|Project:||Apache Solr Search Integration|
The query used in apachesolr_index_get_entities_to_index is ordering only on aie.entity_id, and filters the result set based on the changed timestamp of the last item that was indexed. This works fine during normal operations, but it can break horribly when someone click on the "Queue all content for reindexing" button, if there's not a strong correlation between changed times and entity_ids.
Simplified example where this would break (the real production environment where this broke is using Apache Solr Commerce, and Migrate to regularly update all the commerce products on the site): let's say your only indexing nodes, you reduced the number of items indexed to 5 per cron, your nodes 1 to 5 are basic pages that get semi-regularly updated, and you are also indexing article nodes that have higher entity_ids and never get any update. The first run will index the 5 pages nodes, and put the changed timestamp of node 5 as in the $last_changed timestamp… Which means that on the next cron run, all the article nodes that were written before the last change of node 5 are now considered indexed, even though they've never been sent to Solr.
If there are more *updated* items in the apache solr indexing queue (sharing the same timetamp) than will be indexed by one cron run, the "index all queued content" option will only index the number of items that will be indexed by one cron run.
How to reproduce:
- You have indexed 100 documents from Drupal.
- Your Apachesolr settings say you should index 50 items per cron run.
- Force an update of the apache solr index by setting the apachesolr_index_entities_node.changed column beyond the last update for 90 of your already indexed items.
- The Apachesolr status page will now say 90 items remain for indexing.
- If you attempt to "index all queued content", only 50 items are actually sent to Solr.

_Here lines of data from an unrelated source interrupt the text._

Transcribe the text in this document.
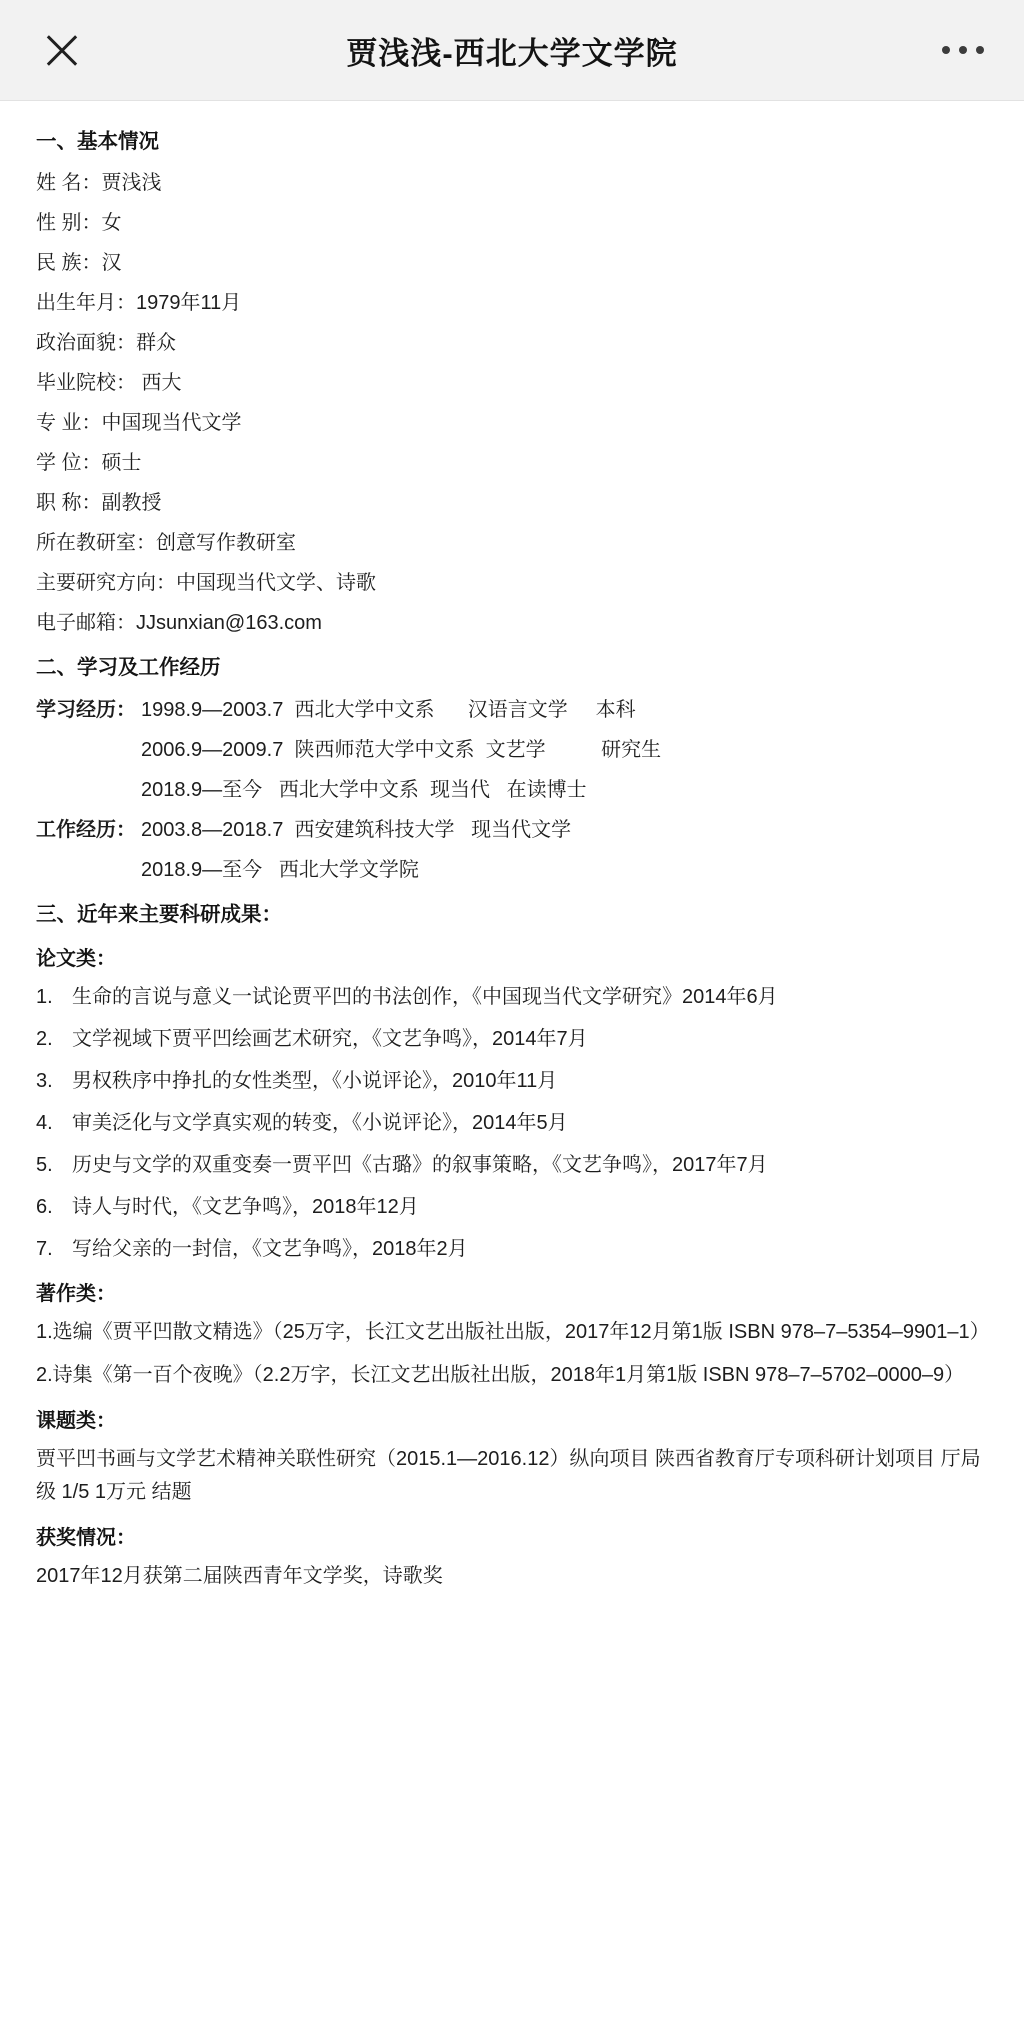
贾浅浅-西北大学文学院
一、基本情况
姓 名：贾浅浅
性 别：女
民 族：汉
出生年月：1979年11月
政治面貌：群众
毕业院校： 西大
专 业：中国现当代文学
学 位：硕士
职 称：副教授
所在教研室：创意写作教研室
主要研究方向：中国现当代文学、诗歌
电子邮箱：JJsunxian@163.com
二、学习及工作经历
学习经历： 1998.9—2003.7  西北大学中文系      汉语言文学     本科
2006.9—2009.7  陕西师范大学中文系  文艺学          研究生
2018.9—至今   西北大学中文系  现当代   在读博士
工作经历： 2003.8—2018.7  西安建筑科技大学   现当代文学
2018.9—至今   西北大学文学院
三、近年来主要科研成果：
论文类：
1. 生命的言说与意义一试论贾平凹的书法创作，《中国现当代文学研究》2014年6月
2. 文学视域下贾平凹绘画艺术研究，《文艺争鸣》，2014年7月
3. 男权秩序中挣扎的女性类型，《小说评论》，2010年11月
4. 审美泛化与文学真实观的转变，《小说评论》，2014年5月
5. 历史与文学的双重变奏一贾平凹《古璐》的叙事策略，《文艺争鸣》，2017年7月
6. 诗人与时代，《文艺争鸣》，2018年12月
7. 写给父亲的一封信，《文艺争鸣》，2018年2月
著作类：
1.选编《贾平凹散文精选》（25万字，长江文艺出版社出版，2017年12月第1版 ISBN 978–7–5354–9901–1）
2.诗集《第一百个夜晚》（2.2万字，长江文艺出版社出版，2018年1月第1版 ISBN 978–7–5702–0000–9）
课题类：
贾平凹书画与文学艺术精神关联性研究（2015.1—2016.12）纵向项目 陕西省教育厅专项科研计划项目 厅局级 1/5 1万元 结题
获奖情况：
2017年12月获第二届陕西青年文学奖，诗歌奖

- The other 40 items will never be reindexed.
Why does this happen?
The update algorithm for selecting items only uses last entity_id or last changed date (apachesolr_index_get_entities_to_index). After the equivalent of one cron run, the last changed date is changed to the date of the last indexed item (apachesolr_index_entities). If several entries share the same timestamp (not at all unthinkable in big custom bulk operations) you risk not getting your data indexed and you have no error messages to tell the story.
I propose adding a dirty-bit column to the apachesolr_index_entities_node table, named "pending". If set to 1, update, if set to 0, leave alone. The function apachesolr_index_entities could then run a bulk db_update on all rows that were successfully indexed, setting the dirty bit to 0.
You lose efficiency with the db_update, but gain efficiency in the function that selects items to reindex.